Senate debates

Tuesday, 26 November 2019

Bills

Customs Amendment (Growing Australian Export Opportunities Across the Asia-Pacific) Bill 2019, Customs Tariff Amendment (Growing Australian Export Opportunities Across the Asia-Pacific) Bill 2019; In Committee

12:48 pm

Photo of Jordon Steele-JohnJordon Steele-John (WA, Australian Greens) Share this | Hansard source

Thank you. I might just move on to the broader question of ISDSs and the concern around them, as has been outlined in a number of the submissions to the relevant inquiries into these legislative pieces. I'll read briefly from the submission made by AFTINET to the JSCOT inquiry:

ISDS has no independent judiciary. Tribunals are organised by one of two institutions, the United Nations Commission on International Trade Law (UNCITRAL) and the World Bank International Centre for Settlement of Investment Disputes (ICSID). Tribunals for each case are chosen by investors and governments from a pool of investment lawyers who can continue to practice as advocates, sitting on a tribunal one month and practising as an advocate the next. In Australia, and most national legal systems, judges cannot continue to be practising lawyers because of obvious conflicts of interest. ISDS has no system of precedents or appeals, so the decisions of arbitrators are final and can be inconsistent.
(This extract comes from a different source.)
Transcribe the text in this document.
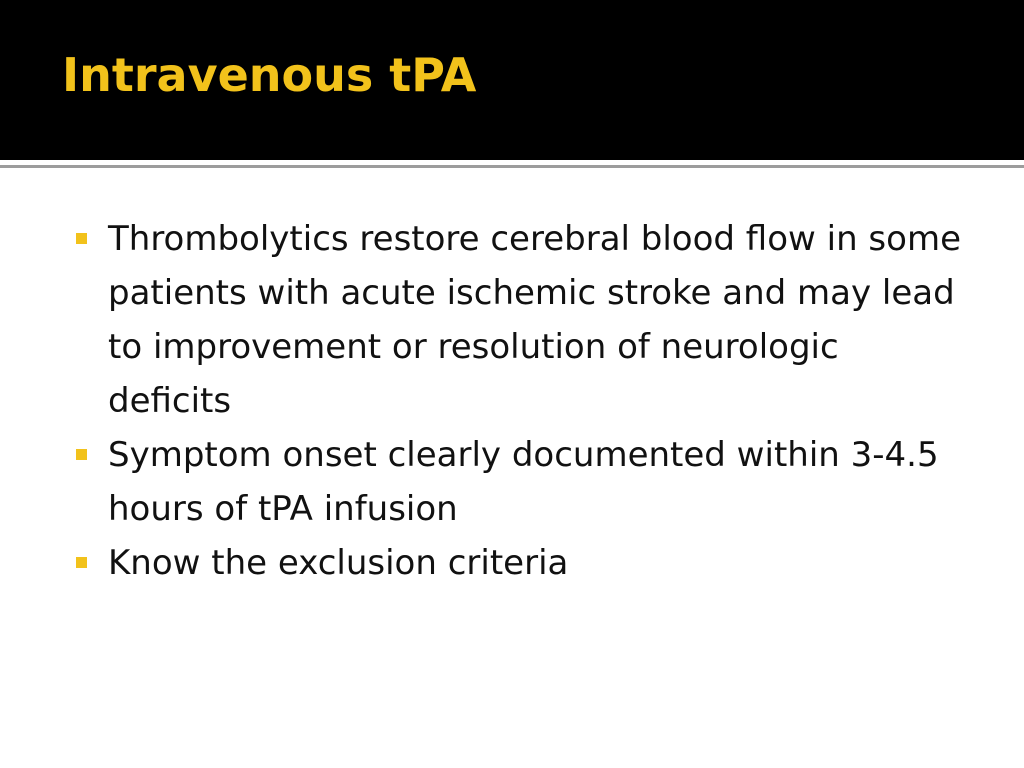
Intravenous tPA
Thrombolytics restore cerebral blood flow in some patients with acute ischemic stroke and may lead to improvement or resolution of neurologic deficits
Symptom onset clearly documented within 3-4.5 hours of tPA infusion
Know the exclusion criteria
In Australia, and most national legal systems, there is a system of precedents which judges must consider, and appeal mechanisms to ensure consistency of decisions.

This gives you a broader picture of the profound departure that ISDS represents from anything consistent with the Australian judicial norm. Given that the system of appointing arbitrators provides no additional protection and demonstrates a substantial conflict of interest, why is it that the government has decided ultimately to include these clauses within the relevant trade deals?